CONFLICTS OF INTEREST

The authors have nothing to disclose.

Figures
Fig. 1.

(A) Preoperative marking of (left) carotid bifurcation (arrow, earlobe; arrowhead, mandibular angle). (B) Raising of subplatysmal flaps. (C) Ventro-jugular exposure of carotid bifurcation (black arrow, external carotid artery; single arrowhead, internal jugular vein; double arrowhead, common carotid artery). (D) View of endarterectomized vessel (black arrow, distal intimal margin). (E) View of reconstructed carotid artery with Dacron patch (black arrow); suction drain is also visible (arrowhead). (F) View of closed incision following carotid endarterectomy.


Tables

Baseline demographics (n=52)

Baseline characteristic Value
Age (y) 73.5 (67–80.3)
Sex
 Male 40 (76.9)
 Female 12 (23.1)
American Society of Anaesthesiology
 Grade 1 0
 Grade 2 6
 Grade 3 39
 Grade 4 7
Co-morbidities
 Hypertension 37 (71.2)
 Diabetes 14 (26.9)
 Ischemic heart disease 41 (78.8)
 Smoking history 29 (55.8)
Presentation
 Symptomatic 44 (84.6)
 Asymptomatic (pre cardiac surgery) 5 (9.6)
 Asymptomatic (other) 3 (5.8)

Values are presented as median (interquartile range), number (%), or number only.
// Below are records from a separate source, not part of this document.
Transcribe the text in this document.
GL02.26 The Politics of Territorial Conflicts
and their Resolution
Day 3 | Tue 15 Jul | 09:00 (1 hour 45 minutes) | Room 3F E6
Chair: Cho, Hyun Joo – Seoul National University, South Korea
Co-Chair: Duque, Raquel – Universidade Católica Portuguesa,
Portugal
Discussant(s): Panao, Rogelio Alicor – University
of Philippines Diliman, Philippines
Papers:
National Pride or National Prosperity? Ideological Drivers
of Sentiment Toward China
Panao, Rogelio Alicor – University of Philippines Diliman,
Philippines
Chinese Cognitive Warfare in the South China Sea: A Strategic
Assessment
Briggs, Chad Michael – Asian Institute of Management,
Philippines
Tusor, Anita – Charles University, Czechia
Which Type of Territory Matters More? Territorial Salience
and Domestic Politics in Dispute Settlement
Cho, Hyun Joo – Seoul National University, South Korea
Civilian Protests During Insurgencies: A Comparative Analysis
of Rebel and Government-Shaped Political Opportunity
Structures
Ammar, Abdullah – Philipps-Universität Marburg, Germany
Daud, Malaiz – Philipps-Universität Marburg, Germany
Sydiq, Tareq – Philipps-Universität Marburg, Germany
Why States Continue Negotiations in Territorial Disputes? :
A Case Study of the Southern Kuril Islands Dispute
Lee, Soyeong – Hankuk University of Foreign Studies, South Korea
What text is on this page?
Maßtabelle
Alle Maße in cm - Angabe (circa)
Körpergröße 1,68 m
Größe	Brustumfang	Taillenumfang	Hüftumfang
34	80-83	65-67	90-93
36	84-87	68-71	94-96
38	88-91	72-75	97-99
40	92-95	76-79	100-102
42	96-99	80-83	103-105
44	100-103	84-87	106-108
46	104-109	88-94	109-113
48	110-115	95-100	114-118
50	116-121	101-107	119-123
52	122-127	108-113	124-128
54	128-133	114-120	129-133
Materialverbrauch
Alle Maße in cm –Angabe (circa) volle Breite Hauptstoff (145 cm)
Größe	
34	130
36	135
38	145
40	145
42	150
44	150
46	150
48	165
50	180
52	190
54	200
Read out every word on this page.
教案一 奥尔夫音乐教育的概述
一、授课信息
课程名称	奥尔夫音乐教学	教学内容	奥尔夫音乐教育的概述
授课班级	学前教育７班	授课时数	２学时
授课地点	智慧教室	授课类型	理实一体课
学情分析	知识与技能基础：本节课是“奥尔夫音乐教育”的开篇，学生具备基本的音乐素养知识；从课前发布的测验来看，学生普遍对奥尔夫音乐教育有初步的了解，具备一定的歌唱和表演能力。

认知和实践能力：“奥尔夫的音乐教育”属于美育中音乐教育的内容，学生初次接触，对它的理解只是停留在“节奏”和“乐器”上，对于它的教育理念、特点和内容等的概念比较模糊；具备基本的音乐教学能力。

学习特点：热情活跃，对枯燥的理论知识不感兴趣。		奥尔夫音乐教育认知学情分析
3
Preoperative imaging results

Preoperative imaging Value
CDUS and CTA 42 (80.8)
CDUS only 4 (7.7)
CTA only 6 (11.5)
Stenosis severitya: symptomatic (n=44)
 <50% 2
 50%–59% 4
 60%–69% 3
 70%–79% 13
 80%–89% 9
 >90% 12
 Near occlusion 1
Stenosis severitya: asymptomaticb (pre cardiac surgery, n=5)
 <50% 0
 50%–59% 0
 60%–69% 0
 70%–79% 1
 80%–89% 1
 >90% 2
 Near occlusion 1
Stenosis severitya: asymptomaticb (incidental findings, n=3)
 <50% 0
 50%–59% 0
 60%–69% 0
 70%–79% 0
 80%–89% 1
 >90% 2
 Near occlusion 0

Values are presented as number (%) or number only.

CDUS, color-enhanced Duplex ultrasound; CTA, computed tomography angiography.

Stenosis graded by the North American Symptomatic Carotid Endarterectomy Trial criteria.
Stenosis grading of operated side presented (all patients had bilateral disease).